By Eddie Huffman
First things first: North Carolina is not Colorado or California, and recreational marijuana use remains illegal here. Camel City Hemp has a cannabis leaf in its logo, but its products are completely legal and won’t get you high. What they could do is improve your physical and mental health.
Camel City Hemp opened on Burke Street at the beginning of the summer, offering beverages, oils, sprays, and other products containing cannabidiol (CBD), a chemical compound produced by cannabis plants.
“We can help people with whatever illnesses they have that are positively impacted by cannabis,” says Adam Combs, who co-owns the business with his wife, Casey Barlow.
Various products seen at the Camel City Hemp store.BRUCE CHAPMAN PHOTO
The products are not medicinal marijuana, either. But Combs calls his shop a “dispensary” and offers a list of ailments he says CBD impacts, including inflammation, fibromyalgia, arthritis, cancer, epilepsy, anxiety, insomnia, and depression. (The products have not been evaluated by the FDA.) The shop’s products are organic, fair trade, and non-GMO, and most are vegan-friendly.
“There’s been a taboo around hemp, just because it’s so close to marijuana,” Barlow says. “It’s always been around, though. I think people are just looking for cleaner, better products on the market, and they’re looking to improve their health in a natural way.”
A young man and woman in the shop talk to Combs about his products; specifically, a CBD tea and a topical pain-relief spray.
“How do you like that spray?” Combs asks.
“Good, yeah,” the man replies. “I can already tell a difference.”
The business, which opened in June, operates out of a storefront at 1039 Burke Street with an open, uncluttered interior and recessed lighting. Combs is excited about the positive changes to downtown in recent years, and he thought West End would be a particularly good location for this kind of business. “Especially now with SNOB (consignment) shop coming to Burke Street as an anchor, that’s definitely our demographic,” he says. “It’s an eclectic area.”
While Barlow manages the creative aspects of the business, Combs handles the product line, working with “a top pharmaceutical engineer in cannabis.” (The engineer’s identity is proprietary information, he says.)

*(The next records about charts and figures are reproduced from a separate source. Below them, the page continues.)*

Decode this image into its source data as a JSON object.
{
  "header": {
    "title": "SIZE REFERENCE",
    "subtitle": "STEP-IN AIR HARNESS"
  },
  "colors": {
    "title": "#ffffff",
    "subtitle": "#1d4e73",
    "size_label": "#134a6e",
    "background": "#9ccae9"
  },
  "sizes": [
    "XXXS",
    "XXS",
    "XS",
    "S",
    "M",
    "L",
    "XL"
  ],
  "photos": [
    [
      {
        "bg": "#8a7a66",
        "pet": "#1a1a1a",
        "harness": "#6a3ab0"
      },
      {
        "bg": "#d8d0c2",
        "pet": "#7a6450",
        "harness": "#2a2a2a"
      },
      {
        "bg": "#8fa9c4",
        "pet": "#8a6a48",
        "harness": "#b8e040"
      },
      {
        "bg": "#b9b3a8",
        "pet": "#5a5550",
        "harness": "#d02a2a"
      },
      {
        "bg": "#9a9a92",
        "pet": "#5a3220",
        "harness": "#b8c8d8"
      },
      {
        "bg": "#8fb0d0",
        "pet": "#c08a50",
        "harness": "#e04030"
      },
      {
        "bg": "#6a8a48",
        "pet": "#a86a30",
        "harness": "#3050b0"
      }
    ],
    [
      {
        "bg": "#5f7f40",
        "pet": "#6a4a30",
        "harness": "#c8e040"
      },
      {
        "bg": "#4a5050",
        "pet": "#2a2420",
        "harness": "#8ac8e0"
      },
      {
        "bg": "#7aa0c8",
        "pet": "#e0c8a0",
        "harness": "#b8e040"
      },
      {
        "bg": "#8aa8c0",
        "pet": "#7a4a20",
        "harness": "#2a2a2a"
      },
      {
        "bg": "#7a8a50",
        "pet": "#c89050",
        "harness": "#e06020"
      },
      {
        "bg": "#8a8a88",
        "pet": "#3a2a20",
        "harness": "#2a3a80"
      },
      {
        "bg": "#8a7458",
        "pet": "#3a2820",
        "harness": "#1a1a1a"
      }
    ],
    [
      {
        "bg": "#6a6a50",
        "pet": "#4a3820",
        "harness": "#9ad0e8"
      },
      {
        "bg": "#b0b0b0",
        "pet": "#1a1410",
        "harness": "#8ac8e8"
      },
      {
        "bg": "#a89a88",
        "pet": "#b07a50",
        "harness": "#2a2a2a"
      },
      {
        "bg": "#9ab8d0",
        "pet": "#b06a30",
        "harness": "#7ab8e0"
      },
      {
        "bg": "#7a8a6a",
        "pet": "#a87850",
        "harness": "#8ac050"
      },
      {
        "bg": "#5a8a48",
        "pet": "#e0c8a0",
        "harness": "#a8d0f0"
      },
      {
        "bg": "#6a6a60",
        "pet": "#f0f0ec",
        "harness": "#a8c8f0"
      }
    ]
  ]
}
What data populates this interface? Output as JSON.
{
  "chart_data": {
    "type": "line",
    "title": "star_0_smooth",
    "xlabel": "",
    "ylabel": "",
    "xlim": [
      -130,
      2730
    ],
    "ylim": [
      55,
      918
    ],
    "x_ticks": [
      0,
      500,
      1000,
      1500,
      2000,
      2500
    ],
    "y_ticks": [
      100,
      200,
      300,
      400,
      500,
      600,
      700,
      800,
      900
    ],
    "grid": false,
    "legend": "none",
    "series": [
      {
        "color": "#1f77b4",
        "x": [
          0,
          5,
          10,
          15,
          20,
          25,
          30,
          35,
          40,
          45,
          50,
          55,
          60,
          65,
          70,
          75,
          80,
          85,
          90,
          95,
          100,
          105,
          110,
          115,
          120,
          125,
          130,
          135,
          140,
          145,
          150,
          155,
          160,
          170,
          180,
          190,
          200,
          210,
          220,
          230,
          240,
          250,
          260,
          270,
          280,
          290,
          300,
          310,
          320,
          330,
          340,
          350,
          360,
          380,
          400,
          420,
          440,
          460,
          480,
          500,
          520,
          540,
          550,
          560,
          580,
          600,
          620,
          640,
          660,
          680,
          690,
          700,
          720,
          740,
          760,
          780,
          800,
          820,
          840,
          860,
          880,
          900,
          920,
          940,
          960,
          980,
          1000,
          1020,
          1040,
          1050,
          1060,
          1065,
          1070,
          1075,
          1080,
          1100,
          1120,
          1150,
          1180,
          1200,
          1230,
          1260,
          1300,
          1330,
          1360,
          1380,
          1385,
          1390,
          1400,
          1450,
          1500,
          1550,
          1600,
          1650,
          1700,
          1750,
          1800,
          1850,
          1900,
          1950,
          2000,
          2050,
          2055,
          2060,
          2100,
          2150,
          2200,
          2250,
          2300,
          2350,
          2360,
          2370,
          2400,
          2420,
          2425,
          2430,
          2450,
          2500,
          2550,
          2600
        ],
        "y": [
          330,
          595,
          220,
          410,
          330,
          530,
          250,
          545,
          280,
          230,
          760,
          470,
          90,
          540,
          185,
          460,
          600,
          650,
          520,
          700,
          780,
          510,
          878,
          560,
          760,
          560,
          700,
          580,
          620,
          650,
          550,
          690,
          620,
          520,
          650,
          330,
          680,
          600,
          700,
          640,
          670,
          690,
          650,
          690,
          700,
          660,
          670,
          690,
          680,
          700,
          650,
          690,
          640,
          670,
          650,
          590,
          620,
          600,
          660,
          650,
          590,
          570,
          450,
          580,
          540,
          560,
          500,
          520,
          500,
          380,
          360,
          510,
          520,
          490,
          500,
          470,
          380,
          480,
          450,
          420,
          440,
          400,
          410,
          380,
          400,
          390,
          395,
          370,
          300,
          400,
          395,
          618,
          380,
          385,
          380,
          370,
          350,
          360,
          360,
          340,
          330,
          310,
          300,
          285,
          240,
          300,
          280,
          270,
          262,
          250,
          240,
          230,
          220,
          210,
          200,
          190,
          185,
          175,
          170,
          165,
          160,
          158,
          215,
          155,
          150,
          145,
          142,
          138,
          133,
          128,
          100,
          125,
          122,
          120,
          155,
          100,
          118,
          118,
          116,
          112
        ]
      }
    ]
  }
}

Every batch of products sold at the shop is tested for efficacy by an independent lab, C4 Laboratories (c4lab.com).
Camel City Hemp products come in a wide range of sizes and prices. You can buy a 10 mg package of Manuka Honey for $12, while a 2500 mg bottle of CBD MCT Oil will set you back $325.
HEMP VS. POT?
- What’s the difference in marijuana and hemp? Both are varieties of cannabis that were developed by selective breeding: Marijuana for its narcotic components and hemp for its fiber. While the two look and smell alike, they are chemically dissimilar. The big difference is the levels of THC (i.e., the chemical that gets people high). Hemp has virtually no trace of THC while pot has anywhere from 10 to 27 percent. In essence, you could smoke an entire field of hemp and not feel high.
For starter products, Combs recommends a product containing multiple cannabinoids, such as the 300mg Whole Plant Extract ($50), taken under the tongue once or twice daily. A 300 mg bottle has 30 servings, each with 10 mg of active cannabinoids. Other products are isolates containing specific chemical compounds to treat specific issues. “We would only recommend (isolates) to individuals who have experience taking CBDs and understand the difference between isolate vs. whole plant, and why they are wanting to take it.”
Combs, a Winston-Salem native, has a background in athletics, strength training, and conditioning. He played soccer locally for Forsyth Country Day and at East Carolina and Virginia Commonwealth (VCU). Since college, he’s worked as a strength and conditioning coach with pro soccer players and actors in such movies as 300 and Man of Steel. He lived in Richmond, Salt Lake City, and Asheville before returning to his hometown.“I’m an entrepreneur,” he says. “I’m always looking for the next best thing.”